ANSI code (in the encyclopedia)

Unicode and ansi are both forms of character code. To enable the computer to support more languages, we usually use 0x80 ~ 2 bytes in the 0xFF range to 1 character. For example, in the Chinese operating system, the byte [0xD6, 0xD0] is used for storage. Different countries and regions have developed different standards, resulting in respective coding standards such as GB2312, BIG5, and JIS. These two bytes are used to represent the extended Chinese character encoding methods of a single character. they are called ANSI encoding. In a simplified Chinese system, ANSI encoding represents GB2312 encoding. in a Japanese operating system, ANSI encoding represents JIS encoding.

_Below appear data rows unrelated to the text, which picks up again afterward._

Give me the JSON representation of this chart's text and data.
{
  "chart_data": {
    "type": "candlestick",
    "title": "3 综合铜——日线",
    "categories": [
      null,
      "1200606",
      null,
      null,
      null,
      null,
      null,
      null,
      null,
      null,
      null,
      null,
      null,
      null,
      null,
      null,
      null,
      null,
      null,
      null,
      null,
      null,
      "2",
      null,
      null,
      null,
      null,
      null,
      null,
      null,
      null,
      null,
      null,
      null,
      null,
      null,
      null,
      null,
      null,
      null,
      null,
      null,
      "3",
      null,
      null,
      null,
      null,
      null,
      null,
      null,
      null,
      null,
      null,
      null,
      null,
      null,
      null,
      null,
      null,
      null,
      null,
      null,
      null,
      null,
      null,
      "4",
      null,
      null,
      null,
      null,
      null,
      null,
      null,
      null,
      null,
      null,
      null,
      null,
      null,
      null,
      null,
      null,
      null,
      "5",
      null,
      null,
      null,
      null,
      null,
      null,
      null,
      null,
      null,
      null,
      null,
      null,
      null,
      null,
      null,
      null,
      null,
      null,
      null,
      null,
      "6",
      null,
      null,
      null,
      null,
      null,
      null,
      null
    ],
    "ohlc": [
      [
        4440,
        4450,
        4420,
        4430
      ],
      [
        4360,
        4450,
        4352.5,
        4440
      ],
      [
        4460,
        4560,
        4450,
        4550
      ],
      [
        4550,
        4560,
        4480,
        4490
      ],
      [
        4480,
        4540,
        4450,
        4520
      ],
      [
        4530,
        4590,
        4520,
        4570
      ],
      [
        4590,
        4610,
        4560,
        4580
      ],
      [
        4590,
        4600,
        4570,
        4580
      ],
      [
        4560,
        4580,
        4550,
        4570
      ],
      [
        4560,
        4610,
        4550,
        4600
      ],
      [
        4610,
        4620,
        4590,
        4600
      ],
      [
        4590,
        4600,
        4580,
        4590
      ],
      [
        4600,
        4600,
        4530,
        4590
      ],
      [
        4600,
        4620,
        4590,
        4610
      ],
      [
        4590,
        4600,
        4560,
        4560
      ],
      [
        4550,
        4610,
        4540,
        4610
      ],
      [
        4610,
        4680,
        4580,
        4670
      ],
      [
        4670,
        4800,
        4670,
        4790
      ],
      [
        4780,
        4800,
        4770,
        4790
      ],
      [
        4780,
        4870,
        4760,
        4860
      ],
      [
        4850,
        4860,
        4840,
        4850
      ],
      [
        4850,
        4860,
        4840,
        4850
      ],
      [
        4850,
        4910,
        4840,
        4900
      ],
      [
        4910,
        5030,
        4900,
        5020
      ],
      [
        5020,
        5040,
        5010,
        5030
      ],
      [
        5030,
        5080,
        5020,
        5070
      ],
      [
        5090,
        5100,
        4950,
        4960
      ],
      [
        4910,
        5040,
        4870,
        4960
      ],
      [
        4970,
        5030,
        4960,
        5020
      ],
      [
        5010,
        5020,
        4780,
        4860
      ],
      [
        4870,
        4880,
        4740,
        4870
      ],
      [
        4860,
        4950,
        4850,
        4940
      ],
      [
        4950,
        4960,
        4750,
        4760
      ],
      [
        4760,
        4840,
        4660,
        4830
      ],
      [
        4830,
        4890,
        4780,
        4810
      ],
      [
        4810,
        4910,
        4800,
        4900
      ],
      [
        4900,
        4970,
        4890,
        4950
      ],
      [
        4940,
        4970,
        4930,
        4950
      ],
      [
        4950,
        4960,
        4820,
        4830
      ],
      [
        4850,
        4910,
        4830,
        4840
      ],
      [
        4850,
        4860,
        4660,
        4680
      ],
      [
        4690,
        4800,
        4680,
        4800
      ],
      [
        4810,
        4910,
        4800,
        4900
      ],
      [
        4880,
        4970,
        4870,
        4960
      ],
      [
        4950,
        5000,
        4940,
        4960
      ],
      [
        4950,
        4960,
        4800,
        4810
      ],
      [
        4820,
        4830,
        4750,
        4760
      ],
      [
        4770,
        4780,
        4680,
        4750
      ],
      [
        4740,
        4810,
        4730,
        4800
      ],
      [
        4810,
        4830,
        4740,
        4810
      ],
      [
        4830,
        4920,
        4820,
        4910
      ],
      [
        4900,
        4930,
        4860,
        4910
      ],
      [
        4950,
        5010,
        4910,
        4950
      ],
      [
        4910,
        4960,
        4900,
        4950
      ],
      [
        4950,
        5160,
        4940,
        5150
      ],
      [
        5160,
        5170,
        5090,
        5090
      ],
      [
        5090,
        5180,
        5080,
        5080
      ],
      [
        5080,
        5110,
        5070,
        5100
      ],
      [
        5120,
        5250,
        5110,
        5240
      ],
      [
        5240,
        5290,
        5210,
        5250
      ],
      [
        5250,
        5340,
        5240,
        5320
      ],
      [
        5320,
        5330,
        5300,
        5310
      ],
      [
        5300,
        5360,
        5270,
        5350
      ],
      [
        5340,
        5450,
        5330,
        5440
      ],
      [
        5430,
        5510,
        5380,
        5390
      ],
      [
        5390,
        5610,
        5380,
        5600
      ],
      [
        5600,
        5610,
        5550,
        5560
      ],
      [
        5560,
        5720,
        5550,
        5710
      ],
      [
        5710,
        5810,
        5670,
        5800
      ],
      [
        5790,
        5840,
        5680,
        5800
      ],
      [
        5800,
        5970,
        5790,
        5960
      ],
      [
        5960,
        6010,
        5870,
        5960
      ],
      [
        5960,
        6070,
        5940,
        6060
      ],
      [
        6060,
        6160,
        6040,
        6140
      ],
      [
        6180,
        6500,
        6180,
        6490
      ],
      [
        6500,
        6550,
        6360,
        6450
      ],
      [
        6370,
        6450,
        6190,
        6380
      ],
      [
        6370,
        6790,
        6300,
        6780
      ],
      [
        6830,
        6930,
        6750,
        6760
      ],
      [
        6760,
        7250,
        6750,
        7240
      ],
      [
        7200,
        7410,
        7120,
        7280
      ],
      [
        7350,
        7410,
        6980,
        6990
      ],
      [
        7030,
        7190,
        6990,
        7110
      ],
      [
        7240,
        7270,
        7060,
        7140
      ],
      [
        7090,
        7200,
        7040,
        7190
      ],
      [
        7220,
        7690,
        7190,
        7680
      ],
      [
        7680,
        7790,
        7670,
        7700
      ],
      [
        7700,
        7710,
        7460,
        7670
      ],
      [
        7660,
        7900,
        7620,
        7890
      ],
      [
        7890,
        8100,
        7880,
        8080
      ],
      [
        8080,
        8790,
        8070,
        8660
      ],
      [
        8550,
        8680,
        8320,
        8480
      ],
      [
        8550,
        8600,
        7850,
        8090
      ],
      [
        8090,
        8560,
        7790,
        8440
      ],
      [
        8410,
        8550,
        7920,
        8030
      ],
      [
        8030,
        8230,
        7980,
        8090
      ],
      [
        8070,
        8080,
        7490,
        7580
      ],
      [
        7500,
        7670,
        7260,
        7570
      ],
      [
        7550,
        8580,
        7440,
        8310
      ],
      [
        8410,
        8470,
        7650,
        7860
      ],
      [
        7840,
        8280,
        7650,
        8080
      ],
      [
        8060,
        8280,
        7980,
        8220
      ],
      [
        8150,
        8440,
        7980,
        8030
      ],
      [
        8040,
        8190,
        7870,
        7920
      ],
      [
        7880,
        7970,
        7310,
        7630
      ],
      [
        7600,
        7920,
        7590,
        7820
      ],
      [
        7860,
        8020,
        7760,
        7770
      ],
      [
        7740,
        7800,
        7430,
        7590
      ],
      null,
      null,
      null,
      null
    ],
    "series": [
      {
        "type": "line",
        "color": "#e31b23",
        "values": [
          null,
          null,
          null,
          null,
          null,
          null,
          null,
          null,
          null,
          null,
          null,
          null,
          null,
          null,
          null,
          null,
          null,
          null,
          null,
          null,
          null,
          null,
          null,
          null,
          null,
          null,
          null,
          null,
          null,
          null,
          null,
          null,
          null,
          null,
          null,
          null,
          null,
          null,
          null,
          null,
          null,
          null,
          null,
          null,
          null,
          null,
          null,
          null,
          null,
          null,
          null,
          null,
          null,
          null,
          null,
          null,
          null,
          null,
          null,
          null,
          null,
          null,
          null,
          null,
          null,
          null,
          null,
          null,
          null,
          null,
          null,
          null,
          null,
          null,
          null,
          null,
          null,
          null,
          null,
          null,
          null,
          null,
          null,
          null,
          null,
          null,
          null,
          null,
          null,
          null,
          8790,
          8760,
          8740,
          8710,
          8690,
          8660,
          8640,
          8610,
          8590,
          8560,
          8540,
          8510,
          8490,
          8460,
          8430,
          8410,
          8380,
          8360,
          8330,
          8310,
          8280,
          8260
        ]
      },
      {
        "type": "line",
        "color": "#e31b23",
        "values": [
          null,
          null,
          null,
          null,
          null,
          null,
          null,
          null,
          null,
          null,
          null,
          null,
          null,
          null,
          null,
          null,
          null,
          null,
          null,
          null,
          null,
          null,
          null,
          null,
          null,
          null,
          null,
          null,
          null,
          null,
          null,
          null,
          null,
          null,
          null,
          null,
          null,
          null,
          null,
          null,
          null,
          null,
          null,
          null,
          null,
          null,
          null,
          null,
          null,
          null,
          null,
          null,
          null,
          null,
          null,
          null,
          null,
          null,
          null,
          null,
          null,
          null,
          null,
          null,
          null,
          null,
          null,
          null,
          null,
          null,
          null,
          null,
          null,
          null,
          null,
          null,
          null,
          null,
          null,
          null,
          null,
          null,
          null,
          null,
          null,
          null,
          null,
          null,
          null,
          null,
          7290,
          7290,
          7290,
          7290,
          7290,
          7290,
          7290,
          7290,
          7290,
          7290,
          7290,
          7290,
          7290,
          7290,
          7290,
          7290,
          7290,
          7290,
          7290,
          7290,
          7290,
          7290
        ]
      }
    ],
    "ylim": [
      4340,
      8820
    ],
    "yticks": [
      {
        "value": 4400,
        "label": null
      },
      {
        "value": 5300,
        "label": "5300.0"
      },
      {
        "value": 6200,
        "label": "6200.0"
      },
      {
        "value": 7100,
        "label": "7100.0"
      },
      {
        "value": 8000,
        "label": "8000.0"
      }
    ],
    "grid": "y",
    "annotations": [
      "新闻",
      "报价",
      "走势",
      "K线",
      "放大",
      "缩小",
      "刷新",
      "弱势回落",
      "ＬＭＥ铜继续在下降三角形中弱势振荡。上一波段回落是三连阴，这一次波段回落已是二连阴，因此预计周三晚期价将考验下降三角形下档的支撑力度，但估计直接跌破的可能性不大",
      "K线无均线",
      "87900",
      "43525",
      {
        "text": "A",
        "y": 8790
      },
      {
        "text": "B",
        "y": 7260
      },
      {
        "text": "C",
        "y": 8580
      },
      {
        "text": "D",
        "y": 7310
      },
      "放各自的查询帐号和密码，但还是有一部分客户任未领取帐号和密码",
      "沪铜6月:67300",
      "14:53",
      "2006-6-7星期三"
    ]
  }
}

Different ANSI encodings are incompatible. when information is exchanged internationally, texts in two languages cannot be stored in the same ANSI encoded text.

If it is an English letter or a symbol, it is encoded as 1 byte and the maximum bit is 0. if it is a Chinese character, the maximum bit must be 1 and the size is 2 bytes. From this point of view, if an ansi text file is stored in a Chinese computer, if there is a Japanese or Korean, it may cause a code conflict, that is to say, we cannot use ansi encoding in notepad to store the Chinese-Japanese mixed text. The notepad in the computer is developed for the Chinese version of the system. If you want to use it in common, you have to store the txt file as a Unicode text file. Therefore, if you want to make something international, you can use Unicode for convenience. In fact, most of the current operating systems use Unicode encoding. if we use ansi encoding, the system still needs to convert it to Unicode during internal processing, which leads to lower code efficiency. It's easy to use Unicode!

Php garbled code:

  1. $ Content = file_get_contents ("http://bbs.it-home.org /");
  2. $ Pattern = "// imsU ";
  3. $ Match = array ();
  4. Preg_match_all ($ pattern, $ content, $ match );
  5. Print_r ($ match );

Garbled characters occur.

Add header ("Content-type: text/html; charset = utf-8.

Used to set the html encoding format to UTF-8

The solution to garbled code is shown in three places: 1. database encoding 2. page encoding 3. connection encoding

If the three items are consistent, no garbled code will occur.

Contact Us

The content source of this page is from Internet, which doesn't represent Alibaba Cloud's opinion; products and services mentioned on that page don't have any relationship with Alibaba Cloud. If the content of the page makes you feel confusing, please write us an email, we will handle the problem within 5 days after receiving your email.

If you find any instances of plagiarism from the community, please send an email to: info-contact@alibabacloud.com and provide relevant evidence. A staff member will contact you within 5 working days.

A Free Trial That Lets You Build Big!

Start building with 50+ products and up to 12 months usage for Elastic Compute Service

  • Sales Support

    1 on 1 presale consultation

  • After-Sales Support

    24/7 Technical Support 6 Free Tickets per Quarter Faster Response

  • Alibaba Cloud offers highly flexible support services tailored to meet your exact needs.